Cihan Xidro, Türk devletinin bugün de Kobanê’ye saldırdığını belirterek, şöyle devam etti:

“1 Kasım 2014 günü halklar ve kadınlar dünyanın her yerinde Kobanê için ayağa kalkmıştı. Çünkü Kobanê’de yürütülen direniş DAİŞ gibi vahşi bir şiddetin bile özgürlük ruhuyla yenilebileceğini gösterip herkese umut olmuştu.

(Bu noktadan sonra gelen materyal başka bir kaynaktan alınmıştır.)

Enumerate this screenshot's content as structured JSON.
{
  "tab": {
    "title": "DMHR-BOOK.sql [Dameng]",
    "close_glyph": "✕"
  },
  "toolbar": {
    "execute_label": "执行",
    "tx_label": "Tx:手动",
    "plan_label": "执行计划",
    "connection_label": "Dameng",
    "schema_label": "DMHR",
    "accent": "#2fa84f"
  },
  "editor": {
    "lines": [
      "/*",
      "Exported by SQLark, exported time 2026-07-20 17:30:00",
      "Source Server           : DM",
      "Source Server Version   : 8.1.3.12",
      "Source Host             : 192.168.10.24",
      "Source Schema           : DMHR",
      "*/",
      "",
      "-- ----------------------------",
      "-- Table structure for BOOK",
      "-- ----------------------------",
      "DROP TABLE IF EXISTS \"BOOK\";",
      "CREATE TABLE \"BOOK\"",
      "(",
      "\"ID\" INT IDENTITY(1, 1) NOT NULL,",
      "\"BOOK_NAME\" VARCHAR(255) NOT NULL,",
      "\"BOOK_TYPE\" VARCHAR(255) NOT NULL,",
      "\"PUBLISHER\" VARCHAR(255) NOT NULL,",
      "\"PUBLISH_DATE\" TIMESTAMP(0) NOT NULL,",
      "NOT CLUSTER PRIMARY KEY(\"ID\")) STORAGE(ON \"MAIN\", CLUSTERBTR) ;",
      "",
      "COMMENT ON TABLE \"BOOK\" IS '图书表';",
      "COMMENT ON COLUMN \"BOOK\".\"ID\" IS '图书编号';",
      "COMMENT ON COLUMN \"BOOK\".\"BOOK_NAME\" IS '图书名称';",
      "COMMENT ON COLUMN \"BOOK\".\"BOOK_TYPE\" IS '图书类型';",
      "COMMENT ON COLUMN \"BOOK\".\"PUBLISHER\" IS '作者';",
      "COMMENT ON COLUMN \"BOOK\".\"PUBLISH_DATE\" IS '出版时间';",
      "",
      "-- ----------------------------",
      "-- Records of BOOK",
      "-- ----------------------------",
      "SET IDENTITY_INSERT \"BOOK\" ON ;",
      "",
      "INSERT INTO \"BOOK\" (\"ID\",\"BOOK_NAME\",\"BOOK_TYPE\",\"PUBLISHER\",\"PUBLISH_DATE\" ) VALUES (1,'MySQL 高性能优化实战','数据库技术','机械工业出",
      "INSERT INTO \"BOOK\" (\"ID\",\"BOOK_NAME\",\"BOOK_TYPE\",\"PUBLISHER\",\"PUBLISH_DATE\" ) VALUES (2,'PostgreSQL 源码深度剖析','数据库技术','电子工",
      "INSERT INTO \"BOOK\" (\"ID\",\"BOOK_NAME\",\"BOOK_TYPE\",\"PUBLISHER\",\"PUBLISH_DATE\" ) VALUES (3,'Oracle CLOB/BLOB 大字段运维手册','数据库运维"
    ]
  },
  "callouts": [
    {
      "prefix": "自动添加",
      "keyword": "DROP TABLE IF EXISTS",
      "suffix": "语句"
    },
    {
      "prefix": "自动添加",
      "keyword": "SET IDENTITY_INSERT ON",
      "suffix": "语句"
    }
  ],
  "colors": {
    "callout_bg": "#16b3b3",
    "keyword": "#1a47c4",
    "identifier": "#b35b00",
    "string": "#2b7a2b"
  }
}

Bugün Türk devleti hem Kobanê’yi hem de Kuzey Suriye’nin özgür alanlarını hedef alıyor. Kuzey Suriyeli kadınlar olarak ÖSO dedikleri çetelerinin, DAİŞ’in ve Türk devletinin nasıl kadın ve toplum düşmanlığı yaptığını yaşayarak gördük ve birbirimizin deneyimlerini dinledik. Hiçbir biçimde çeteleri ve Türk devletini istemiyoruz, saldırılarını kabul etmiyoruz. Arabı, Kürdü, Türkmeni, vb. tüm halklar olarak birlikte topraklarımız üzerinde özgür yaşamak istiyoruz. Kobanê’ye ve Kuzey Suriye’nin özgürleştirilmiş alanlarına saldırı insanlığın ve kadının özgürlük ve demokrasi umutlarına saldırıdır."

‘SESİMİZE SES OLUN’

Rusya’nın, Efrîn sürecinde olduğu gibi Türkiye’yi Rojava ve Kuzey Suriye’ye saldırttığını, diğer uluslararası güçlerin de bu saldırıları sessizlikle desteklediklerini söyleyen Kuzey ve Doğu Suriye Demokratik Özerk Yönetimi Kadın Konseyi Başkanı Cihan Xidro, şöyle dedi: "Ben burdan bütün dünya kadınlarına sesleniyorum. Sesimize ses olun. Rojava Ve Kuzey Suriye’nin özgürleştirilmiş alanlarında kadın yaşadığı büyük acılara rağmen kendi sistemini kurdu. Demokratik, katılımcı, tüm halkları ve kadınları içine alan ve kendilerini özgürce ifade etmelerine imkân veren sistemimiz kadının sistemidir. Tüm dünya kadınları bulunduğu yerde Kuzey ve Doğu Suriye’de kurulan demokratik sistemin savunucusu olmalıdır. Çünkü bu kadının sistemidir.

İmkânı olan gelip yerinde bu sistemi ve saldırıları inceleyebilmeli, olmayan ise bulunduğu alanda birşeyler yapmalıdır. Bugün Kuzey Suriye ve Rojava’daki kadına saldıranlar aslında onlar şahsında tüm kadınlara saldırıyorlar. İdlib’de kadınlar çetelerin büyük baskısı altındayken adeta bu çetelerin koruyucu hamisi Erdoğan’ın peşine takılan ve 'İdlib'de siviller var' diyen dünya Erdoğan’ın yeni katliam ve kadın kırımı hazırlıklarına onay veriyor. Dünya kadınlarının buna bir cevabı olmalı. Kendi gelecekleri için de devletlerini bu iki yüzlü politikalarından vazgeçmeye zorlamalılar.”